Mr Abbott said in the weekend by-elections in Bradfield and Higgins there were big
swings to the Liberals in "blue collar" areas.
"I have a feeling this emissions tax is really going to bring them (Labor) unstuck,"
he said.
But if Prime Minister Kevin Rudd was worried about losing the battlers who deserted
Mr Howard in 2007, he wasn't showing it on Wednesday.
Working families were concerned about a return of the Work Choices industrial
relations regime under the coalition, Mr Rudd told reporters.
"Working families want decent, fair laws for their workplace.
"What Mr Abbott, the current leader of the Liberal Party, has done is unleash the
most hardline, right-wing people in the country on the workplace laws for the
future."
Mr Rudd said the opposition's new workplace relations spokesman, Eric Abetz,
believed penalty rates were excessive and irrelevant, and leave loading was
outrageous, illogical, and economically debilitating.

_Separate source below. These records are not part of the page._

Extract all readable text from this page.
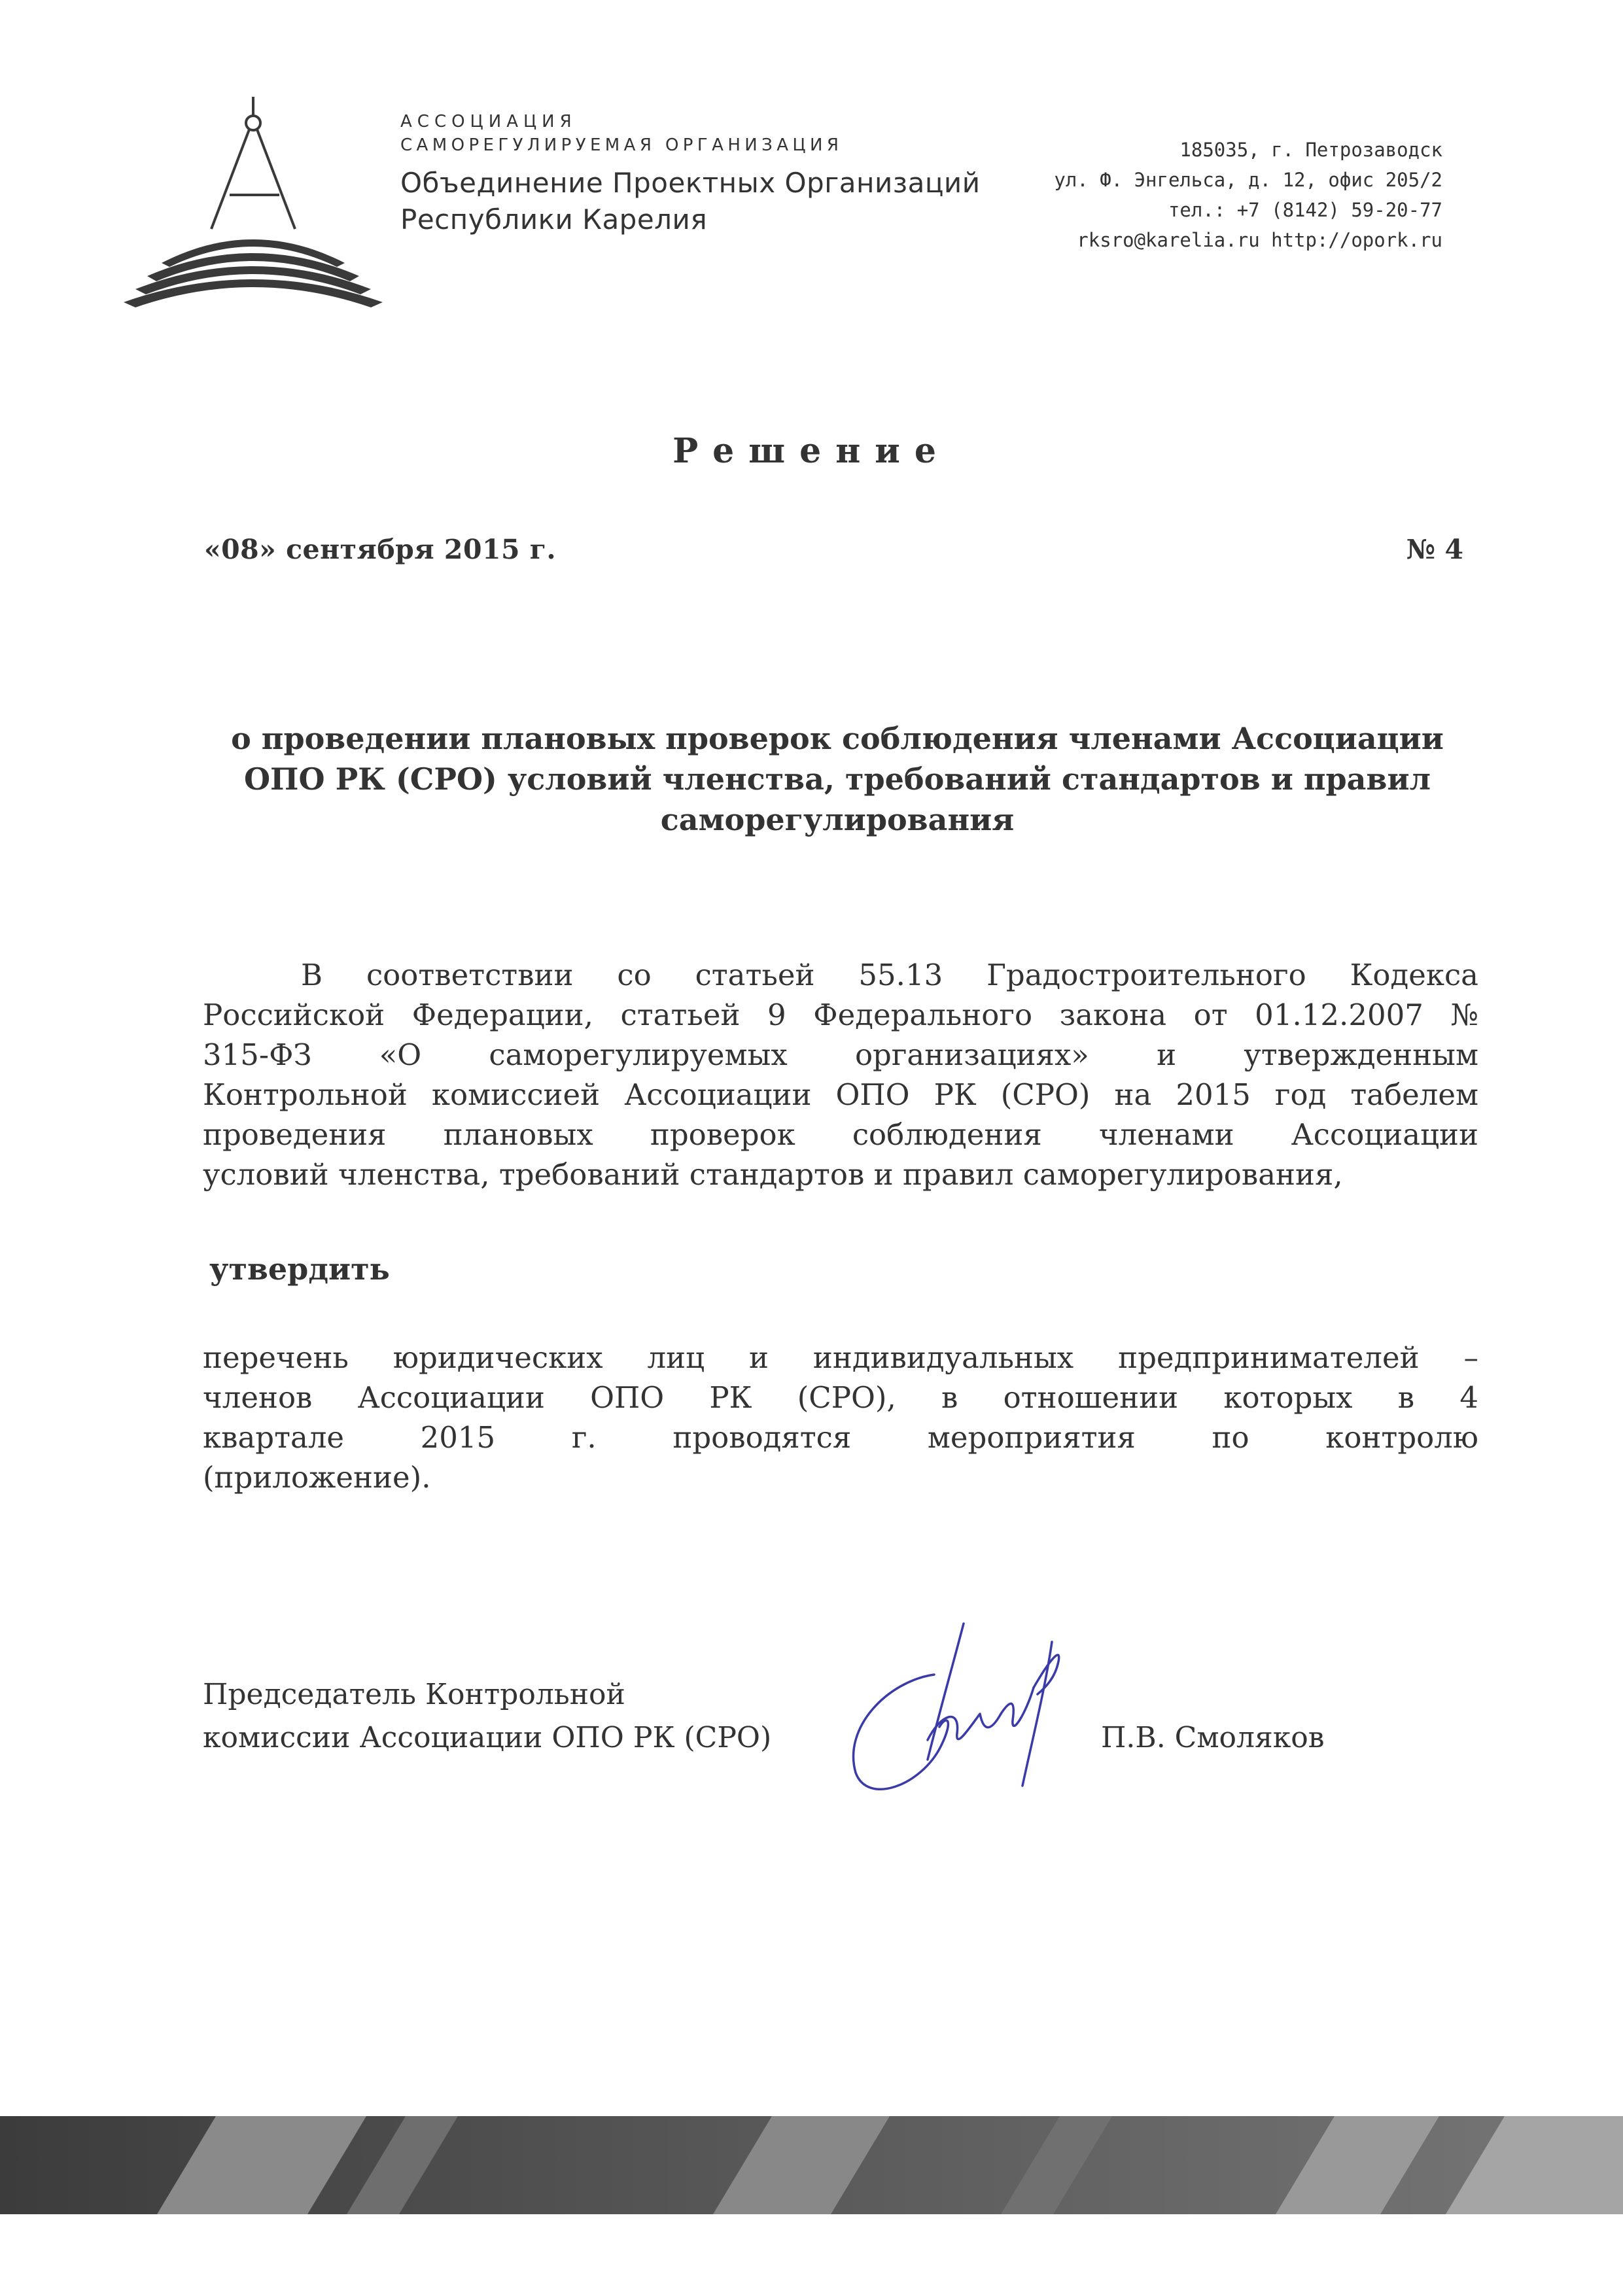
АССОЦИАЦИЯ
САМОРЕГУЛИРУЕМАЯ ОРГАНИЗАЦИЯ
Объединение Проектных Организаций
Республики Карелия
185035, г. Петрозаводск
ул. Ф. Энгельса, д. 12, офис 205/2
тел.: +7 (8142) 59-20-77
rksro@karelia.ru http://opork.ru
Решение
«08» сентября 2015 г.	№ 4
о проведении плановых проверок соблюдения членами Ассоциации
ОПО РК (СРО) условий членства, требований стандартов и правил
саморегулирования
В соответствии со статьей 55.13 Градостроительного Кодекса
Российской Федерации, статьей 9 Федерального закона от 01.12.2007 №
315-ФЗ «О саморегулируемых организациях» и утвержденным
Контрольной комиссией Ассоциации ОПО РК (СРО) на 2015 год табелем
проведения плановых проверок соблюдения членами Ассоциации
условий членства, требований стандартов и правил саморегулирования,
утвердить
перечень юридических лиц и индивидуальных предпринимателей –
членов Ассоциации ОПО РК (СРО), в отношении которых в 4
квартале 2015 г. проводятся мероприятия по контролю
(приложение).
Председатель Контрольной
комиссии Ассоциации ОПО РК (СРО)	П.В. Смоляков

Workplace Relations Minister Julia Gillard was singing from the same song sheet.
The coalition wanted to bring back individual employment agreements and strip away
unfair dismissal remedies, she said.
"That's Work Choices back lock, stock and barrel."
Mr Abbott was asked on talkback radio if he'd bring back Work Choices if elected
prime minister.
He started his answer well: "The short answer is no, I wouldn't".
However, his lengthier explanation was less clear cut: "But I can't promise you that
I wouldn't want to make a few changes to laws that Kevin Rudd has brought in".
Mr Abbott also referred to the Howard years as a "lost golden age".
"As the Howard government recedes into history it will seem more and more a lost
golden age," he said when talking of his political influences.
"People appreciate that it was economically unprecedented and I think it was also a
time when Australians got their self confidence back."